Falling in love again
I’ve fallen in love with teaching again.
For this I owe a debt to the smart, creative, focused “stories spark change” graduate students in my University of Washington CommLead storytelling seminar. They are public radio journalists, freelancers, videographers, nonprofit communications specialists, techies, veterans, mothers, fathers. They work all day. Then they spent high-energy Saturdays with me delving into the art and craft of narrative, learning how to tell important stories in compelling ways. And no one nods off. And when five o’clock comes, no one rushes for the door.
And I owe a debt to the forward-thinking, “best and brightest” Austrian journalists I work with, both in Europe and in Seattle, who do not have to be persuaded that journalism matters. They know it does. They live it every day.
But my biggest debt is to the men in my writers group at Oregon State Penitentiary, felons all, murderers most, and some of the best read, most thoughtful, most attentive, most generous, most open to (craving of) constructive critique of any group I’ve ever worked with. Every hour spent with them—and I’ve spent hundreds during the past four years—has been inspiring, enlightening, harrowing (not for my safety but for the stories I hear) and bone-deep satisfying.

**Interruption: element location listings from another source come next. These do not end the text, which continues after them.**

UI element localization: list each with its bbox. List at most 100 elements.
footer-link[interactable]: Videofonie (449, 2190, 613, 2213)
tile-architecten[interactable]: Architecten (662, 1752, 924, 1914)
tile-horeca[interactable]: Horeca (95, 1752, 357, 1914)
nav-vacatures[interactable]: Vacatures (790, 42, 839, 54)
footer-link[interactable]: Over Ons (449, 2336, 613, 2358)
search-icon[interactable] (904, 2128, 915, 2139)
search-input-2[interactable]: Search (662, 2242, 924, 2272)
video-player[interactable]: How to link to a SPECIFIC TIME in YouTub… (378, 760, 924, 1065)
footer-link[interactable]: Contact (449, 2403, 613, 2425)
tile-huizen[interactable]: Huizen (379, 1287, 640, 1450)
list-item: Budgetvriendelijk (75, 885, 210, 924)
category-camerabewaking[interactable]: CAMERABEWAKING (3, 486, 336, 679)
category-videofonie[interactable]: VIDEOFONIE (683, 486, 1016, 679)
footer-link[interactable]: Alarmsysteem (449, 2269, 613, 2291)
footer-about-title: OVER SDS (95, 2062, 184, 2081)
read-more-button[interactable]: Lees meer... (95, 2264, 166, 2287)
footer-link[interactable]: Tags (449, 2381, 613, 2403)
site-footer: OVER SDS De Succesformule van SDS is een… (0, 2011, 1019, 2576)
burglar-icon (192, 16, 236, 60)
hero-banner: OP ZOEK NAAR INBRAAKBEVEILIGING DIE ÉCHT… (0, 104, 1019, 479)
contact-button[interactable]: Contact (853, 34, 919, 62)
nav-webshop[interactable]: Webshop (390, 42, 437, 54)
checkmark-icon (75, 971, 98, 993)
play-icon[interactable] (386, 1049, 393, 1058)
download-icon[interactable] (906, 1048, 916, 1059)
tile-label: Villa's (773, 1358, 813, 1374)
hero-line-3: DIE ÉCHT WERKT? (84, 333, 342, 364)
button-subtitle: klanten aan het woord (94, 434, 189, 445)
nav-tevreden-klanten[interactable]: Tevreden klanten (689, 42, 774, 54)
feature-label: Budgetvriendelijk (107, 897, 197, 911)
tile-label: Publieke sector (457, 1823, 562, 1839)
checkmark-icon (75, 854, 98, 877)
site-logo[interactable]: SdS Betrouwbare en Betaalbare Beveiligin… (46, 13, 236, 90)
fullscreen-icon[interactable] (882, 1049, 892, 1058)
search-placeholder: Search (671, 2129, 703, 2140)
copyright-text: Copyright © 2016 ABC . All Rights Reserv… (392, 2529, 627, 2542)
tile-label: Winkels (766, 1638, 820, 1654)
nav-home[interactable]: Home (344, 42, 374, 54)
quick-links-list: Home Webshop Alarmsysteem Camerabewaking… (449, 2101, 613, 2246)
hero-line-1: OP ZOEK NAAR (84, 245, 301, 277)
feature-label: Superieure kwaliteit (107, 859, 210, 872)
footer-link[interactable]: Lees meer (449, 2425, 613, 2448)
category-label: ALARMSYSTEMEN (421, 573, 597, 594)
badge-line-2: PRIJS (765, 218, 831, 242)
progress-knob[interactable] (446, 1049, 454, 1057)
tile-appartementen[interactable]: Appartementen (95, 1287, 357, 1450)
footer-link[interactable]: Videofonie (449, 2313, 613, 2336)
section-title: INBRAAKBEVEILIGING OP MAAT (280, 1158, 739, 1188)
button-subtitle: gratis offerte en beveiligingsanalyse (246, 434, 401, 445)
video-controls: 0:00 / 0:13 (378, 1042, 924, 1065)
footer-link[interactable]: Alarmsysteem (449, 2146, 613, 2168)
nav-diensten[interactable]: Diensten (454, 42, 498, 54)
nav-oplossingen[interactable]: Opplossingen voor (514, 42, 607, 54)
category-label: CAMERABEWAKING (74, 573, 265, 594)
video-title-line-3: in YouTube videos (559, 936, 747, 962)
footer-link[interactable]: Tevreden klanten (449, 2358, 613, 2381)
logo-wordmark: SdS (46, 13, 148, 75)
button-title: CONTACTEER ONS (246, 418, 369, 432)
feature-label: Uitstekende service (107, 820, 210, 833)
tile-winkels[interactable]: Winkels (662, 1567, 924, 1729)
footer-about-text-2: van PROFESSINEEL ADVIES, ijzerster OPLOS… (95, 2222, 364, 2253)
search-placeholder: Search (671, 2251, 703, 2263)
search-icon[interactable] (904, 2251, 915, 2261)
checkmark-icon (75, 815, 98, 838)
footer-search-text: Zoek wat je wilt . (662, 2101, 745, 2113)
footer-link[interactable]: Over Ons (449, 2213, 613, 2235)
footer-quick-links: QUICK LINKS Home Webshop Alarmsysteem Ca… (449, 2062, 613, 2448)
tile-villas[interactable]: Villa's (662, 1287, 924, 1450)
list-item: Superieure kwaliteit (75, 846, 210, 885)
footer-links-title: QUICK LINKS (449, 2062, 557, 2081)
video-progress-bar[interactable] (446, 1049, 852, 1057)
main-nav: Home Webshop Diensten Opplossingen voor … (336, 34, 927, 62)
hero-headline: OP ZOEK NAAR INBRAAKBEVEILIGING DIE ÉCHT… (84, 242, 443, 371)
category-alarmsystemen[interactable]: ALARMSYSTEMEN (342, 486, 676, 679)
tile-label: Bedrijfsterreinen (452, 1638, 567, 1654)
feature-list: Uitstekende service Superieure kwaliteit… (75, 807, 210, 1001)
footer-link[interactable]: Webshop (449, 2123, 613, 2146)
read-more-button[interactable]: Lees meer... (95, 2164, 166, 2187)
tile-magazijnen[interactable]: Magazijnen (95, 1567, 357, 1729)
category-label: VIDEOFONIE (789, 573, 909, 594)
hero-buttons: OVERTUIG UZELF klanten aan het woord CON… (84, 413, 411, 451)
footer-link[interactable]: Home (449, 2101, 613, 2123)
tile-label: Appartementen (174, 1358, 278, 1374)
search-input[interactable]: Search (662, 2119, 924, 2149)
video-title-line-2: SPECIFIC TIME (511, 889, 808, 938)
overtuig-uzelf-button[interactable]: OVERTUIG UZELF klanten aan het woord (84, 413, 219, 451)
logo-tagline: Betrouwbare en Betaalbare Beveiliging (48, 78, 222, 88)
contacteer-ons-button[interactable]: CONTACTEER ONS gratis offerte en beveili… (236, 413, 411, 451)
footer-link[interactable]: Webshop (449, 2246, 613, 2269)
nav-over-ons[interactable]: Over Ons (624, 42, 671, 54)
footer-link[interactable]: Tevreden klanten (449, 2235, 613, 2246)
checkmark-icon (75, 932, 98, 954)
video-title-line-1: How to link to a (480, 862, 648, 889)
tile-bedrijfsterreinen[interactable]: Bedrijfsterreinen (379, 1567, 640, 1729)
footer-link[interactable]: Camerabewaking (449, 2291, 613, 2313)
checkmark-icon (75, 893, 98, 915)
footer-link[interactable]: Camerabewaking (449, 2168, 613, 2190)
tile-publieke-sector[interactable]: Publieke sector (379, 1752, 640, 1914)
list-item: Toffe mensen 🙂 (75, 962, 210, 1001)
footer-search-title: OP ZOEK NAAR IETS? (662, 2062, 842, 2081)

There was a time, four or five years ago, when my love of teaching (long a complement to my writing life) was at an all-time low. I was unhappily immersed in “academic life” (which, alas, is not synonymous with teaching) as a full-time full professor. I was expending energy fighting for programs I believed in (and generally losing). I was wasting time (and becoming the kind of person I didn’t want to be) battling over turf. I was spending far too much time sitting in meetings where the people who actually held the power pretended that you had a say. I was working with people who pretended to like each other but didn’t.
I should have left before I did. But that regret has now been effectively scoured. I have learned—these new students of mine have taught me—how to love teaching again.
5 comments
And your students (past, present, and future) celebrate with you. Mazel tov!
Thanks, Ruth. It feels good to care again.
UW is proud to have you and many students crave more. Thank you for the inspiration you bring to so many in and out of school.
I felt so privileged to learn from you! Please know that your class “sparked change” in my life and storytelling.
The privilege–and the pleasure–was mine, Kathryn. Stories DO, in fact, change lives and shape the world.